Nearer to me, on the sheer cliff-wall below me, grey-green bushes sprouted from fissures in the rock, coming out at an angle, up towards the sun, as though they defied all falling. As I looked down at all this, a brown bird broke from a bush in the cliff-wall and fluttered jerkily below me. It seemed much like the owl which had tried to fly in at our cottage, or the one which sat in my dream on Rhene’s shoulder. As I thought this, the bird turned again and mounted higher, up towards me, and suddenly began to cry out.
Perhaps it was the blood drumming in my head, or perhaps the wind that cut across the bird’s calling, but it seemed to speak words I knew. ‘Cast yourself down. Be washed of all sin,’ it said. ‘All things are given to him who leaps towards them, Oedipus. Leap now, and claim your heritage!’
And truly, as I listened, there was within me a strong pulling, an urging to go forward over the crumbling edge. The sweat burst from my forehead as I struggled with the temptation to leap. But at last I broke from the spell, and flung myself backwards onto the safe dry turf and springy heath. My heart almost came out of my mouth as I gasped for breath; but I still held the bunch of fresh green grass in my right hand.
I looked a little way up the slope. Old Metope was standing quite motionless, watching me with her amber eyes from which the water drained down her bone-like face. The strong smell of her brown fleece came to me on the wind, and I knew then that what Oresthea had said was true; Metope was almost at her end. And I knew also that I could never face such a terrible fall as lay before me now, in waking or in dream.
Pulling together my courage, I rose to my knees and called softly, ‘Metope! Come, Metope! Here is grass, Metope! Come on, old girl! Come on then!’

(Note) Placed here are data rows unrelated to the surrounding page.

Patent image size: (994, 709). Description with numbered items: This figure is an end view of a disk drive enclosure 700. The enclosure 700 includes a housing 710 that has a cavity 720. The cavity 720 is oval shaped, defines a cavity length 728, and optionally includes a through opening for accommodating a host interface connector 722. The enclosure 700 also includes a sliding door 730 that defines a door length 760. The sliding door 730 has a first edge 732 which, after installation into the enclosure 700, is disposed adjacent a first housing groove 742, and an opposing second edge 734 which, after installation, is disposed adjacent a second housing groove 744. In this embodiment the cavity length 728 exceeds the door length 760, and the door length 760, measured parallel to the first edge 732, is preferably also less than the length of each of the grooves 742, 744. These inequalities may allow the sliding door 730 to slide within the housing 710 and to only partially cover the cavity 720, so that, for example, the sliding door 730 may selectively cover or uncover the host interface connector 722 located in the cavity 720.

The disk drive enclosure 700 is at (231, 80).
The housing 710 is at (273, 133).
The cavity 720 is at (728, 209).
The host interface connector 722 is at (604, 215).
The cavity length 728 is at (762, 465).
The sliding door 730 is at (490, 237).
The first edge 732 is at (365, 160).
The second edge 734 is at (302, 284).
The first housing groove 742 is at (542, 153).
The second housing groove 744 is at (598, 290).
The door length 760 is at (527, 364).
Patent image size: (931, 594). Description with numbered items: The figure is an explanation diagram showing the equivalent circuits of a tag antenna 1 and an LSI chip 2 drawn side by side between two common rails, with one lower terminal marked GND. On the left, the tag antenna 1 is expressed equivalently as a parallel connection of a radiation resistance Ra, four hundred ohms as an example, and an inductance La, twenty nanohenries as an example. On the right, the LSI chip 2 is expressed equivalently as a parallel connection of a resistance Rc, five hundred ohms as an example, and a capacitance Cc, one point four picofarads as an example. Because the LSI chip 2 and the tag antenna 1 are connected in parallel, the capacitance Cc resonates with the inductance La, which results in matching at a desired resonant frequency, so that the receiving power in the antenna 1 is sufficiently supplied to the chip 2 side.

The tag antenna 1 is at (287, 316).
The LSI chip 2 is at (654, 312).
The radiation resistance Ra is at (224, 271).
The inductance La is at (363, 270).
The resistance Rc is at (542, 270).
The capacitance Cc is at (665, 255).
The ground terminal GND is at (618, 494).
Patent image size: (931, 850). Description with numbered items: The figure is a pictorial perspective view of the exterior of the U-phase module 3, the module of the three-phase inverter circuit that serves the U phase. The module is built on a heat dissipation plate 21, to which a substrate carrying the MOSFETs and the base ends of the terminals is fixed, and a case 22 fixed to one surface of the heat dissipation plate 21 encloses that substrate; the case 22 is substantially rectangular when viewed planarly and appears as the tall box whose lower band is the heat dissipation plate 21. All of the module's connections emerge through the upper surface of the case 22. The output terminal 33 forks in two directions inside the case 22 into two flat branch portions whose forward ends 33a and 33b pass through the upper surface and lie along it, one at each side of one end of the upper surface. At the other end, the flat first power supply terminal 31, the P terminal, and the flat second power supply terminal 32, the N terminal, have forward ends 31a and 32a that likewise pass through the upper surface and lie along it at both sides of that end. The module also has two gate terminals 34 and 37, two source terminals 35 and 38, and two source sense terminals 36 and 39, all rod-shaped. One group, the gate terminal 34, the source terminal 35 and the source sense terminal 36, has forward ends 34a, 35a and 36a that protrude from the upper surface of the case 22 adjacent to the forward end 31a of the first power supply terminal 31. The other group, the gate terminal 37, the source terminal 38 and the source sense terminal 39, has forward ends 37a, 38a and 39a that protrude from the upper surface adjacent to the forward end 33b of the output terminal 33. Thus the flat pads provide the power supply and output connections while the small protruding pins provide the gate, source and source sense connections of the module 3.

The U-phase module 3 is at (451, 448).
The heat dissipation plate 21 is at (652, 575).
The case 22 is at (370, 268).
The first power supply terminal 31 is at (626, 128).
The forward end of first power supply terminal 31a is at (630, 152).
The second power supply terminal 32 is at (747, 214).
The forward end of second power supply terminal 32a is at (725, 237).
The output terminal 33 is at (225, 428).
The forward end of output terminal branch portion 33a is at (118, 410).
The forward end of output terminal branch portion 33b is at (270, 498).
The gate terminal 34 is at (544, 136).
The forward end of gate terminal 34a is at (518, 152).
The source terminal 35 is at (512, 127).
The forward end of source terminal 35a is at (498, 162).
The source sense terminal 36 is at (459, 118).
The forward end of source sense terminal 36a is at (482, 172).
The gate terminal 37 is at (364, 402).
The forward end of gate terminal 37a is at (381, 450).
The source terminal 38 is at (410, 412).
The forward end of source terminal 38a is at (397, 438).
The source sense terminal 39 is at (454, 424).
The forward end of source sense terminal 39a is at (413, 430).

She gazed at me quite still. I could see the light glaze on her old eyes, like the beeswax polish that men rub onto the ash-shafts of javelins to make them slide through the hand more swiftly. Or when they put their weapons away for the winter and wish to preserve the wood from worm.
I smiled at this thought, and said to the ewe, ‘It is a little late to think of keeping the worm from you, Metope. Come now, and do us both a good turn, lass.’
Then she broke from her dream and lumbered towards me. On my knees, I moved nearer the cliff-edge where the rock was tottering in layers, and held the bunch of grass above the lip.
Metope was truly named, Headlong, for she was onto the toppling rock, with the grass already in her dry old mouth, before she knew what was happening to her. I saw the upright layers poise outwards, then give way, and for a moment my heart thumped with agony for it seemed that the ewe might swing round and back to safety. But the brown fleece was too heavy for quick movement, and she went over, taken by its weight, out into the empty air, with the grass in her mouth still. I leaned over to watch, and as she whirled round heavily, forty paces below me, her amber eyes fixed for a moment on mine and she gave a sad small bleat, which the rush of wind carried away immediately as she went on down. The green grass fell from her mouth and, being lighter, followed down after her, but always going slower and slower, while she went faster and faster, until, just before she struck the line of jagged rocks that fringed the pathway far below, I could not bear to watch any longer, and drew back onto the safe heathland, my mouth parched and all my limbs shaking with the fever of what I had done. It was sunset before I was strong enough to rise to my feet, and, leaning hard on my crook, to make my way down towards our house once more.